Expressing his ‘concern’, Mr Justice Fancourt said the duke himself, in California, rather than a trained lawyer, had been deciding which documents might be relevant to the case.
The judge said sometimes he had the impression that even Harry’s lawyers ‘don’t seem to grapple with’ the issue, and ‘so it would not be at all surprising if the [duke] himself did not fully understand’.
The newspaper’s lawyers are also seeking a search of 36,000 emails between Harry and palace staff. Mr Hudson alleged Harry’s lawyers were ‘kicking and screaming’ rather than handing them over.
Mr Sherborne said trio of Hotmail accounts once belonging to Harry had been deactivated and were no longer accessible.
He said the duke did, however, still have access to email accounts associated with the royal household but which are no longer active.

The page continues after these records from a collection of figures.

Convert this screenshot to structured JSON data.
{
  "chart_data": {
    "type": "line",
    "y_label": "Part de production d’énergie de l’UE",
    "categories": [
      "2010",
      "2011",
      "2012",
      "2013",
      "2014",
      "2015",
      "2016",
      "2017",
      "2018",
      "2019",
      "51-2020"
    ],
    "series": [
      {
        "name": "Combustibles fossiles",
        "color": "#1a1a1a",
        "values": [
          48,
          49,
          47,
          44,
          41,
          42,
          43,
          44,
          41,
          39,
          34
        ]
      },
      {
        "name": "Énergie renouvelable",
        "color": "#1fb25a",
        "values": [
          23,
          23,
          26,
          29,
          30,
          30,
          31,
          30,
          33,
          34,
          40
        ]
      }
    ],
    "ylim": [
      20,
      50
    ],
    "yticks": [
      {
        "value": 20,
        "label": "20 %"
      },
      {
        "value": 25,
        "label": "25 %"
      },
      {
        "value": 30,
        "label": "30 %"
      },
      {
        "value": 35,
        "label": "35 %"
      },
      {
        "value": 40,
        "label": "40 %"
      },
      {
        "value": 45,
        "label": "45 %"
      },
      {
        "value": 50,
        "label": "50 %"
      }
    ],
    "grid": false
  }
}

Mr Sherborne claimed the duke’s solicitors had spent 130 hours at a cost of £50,000 searching through some 35,000 emails and there was nothing relevant in them The court was also told there were ‘two encrypted hard drives’ which had been said to be ‘no longer in existence’.
Prince Harry leaves the Royal Courts Of Justice in London, on March 30, 2023
However yesterday morning, Harry’s solicitors suddenly announced they had been ‘found’, one in the duke’s California mansion and the other at the offices of his US attorney.
NGN argued they might contain relevant material, but Mr Sherborne said the files on the drives contained ‘office documents’ from his time as a working royal and were unlikely to contain anything relevant to the hacking case.
The judge agreed with that. But separately he ordered a separate search of Harry’s text messages and WhatsApps for anything relevant, and said efforts should be made to retrieve the deleted Signal messages with the ghost writer.
Meanwhile two of King Charles’s closest aides are being dragged into the saga. The judge ordered Harry’s solicitors to write to His Majesty’s private secretary Sir Clive Alderton and Sir Michael Stevens, the Keeper of the Privy Purse, asking them to disclose any correspondence with the duke.
Mr Sherborne said the suggestion that his client had ‘dragged his feet, had to be dragged kicking and screaming, had set up some kind of obstacle course’ was a ‘monstrous characterisation’.
Harry had ‘conducted extensive searches’ for possible information including ‘undertaking a physical search of his home in California’.
The duke has also contacted Lord Christopher Geidt, Elizabeth II’s former private secretary, Sally Osman, former director of royal communications, Sir David Manning, former UK ambassador to the US and Nick Loughran, the Duke’s former deputy communications secretary, who said they did not hold anything relevant from the time period.
Prince Harry was ordered to make an interim payment of £60,000 towards the publisher’s costs.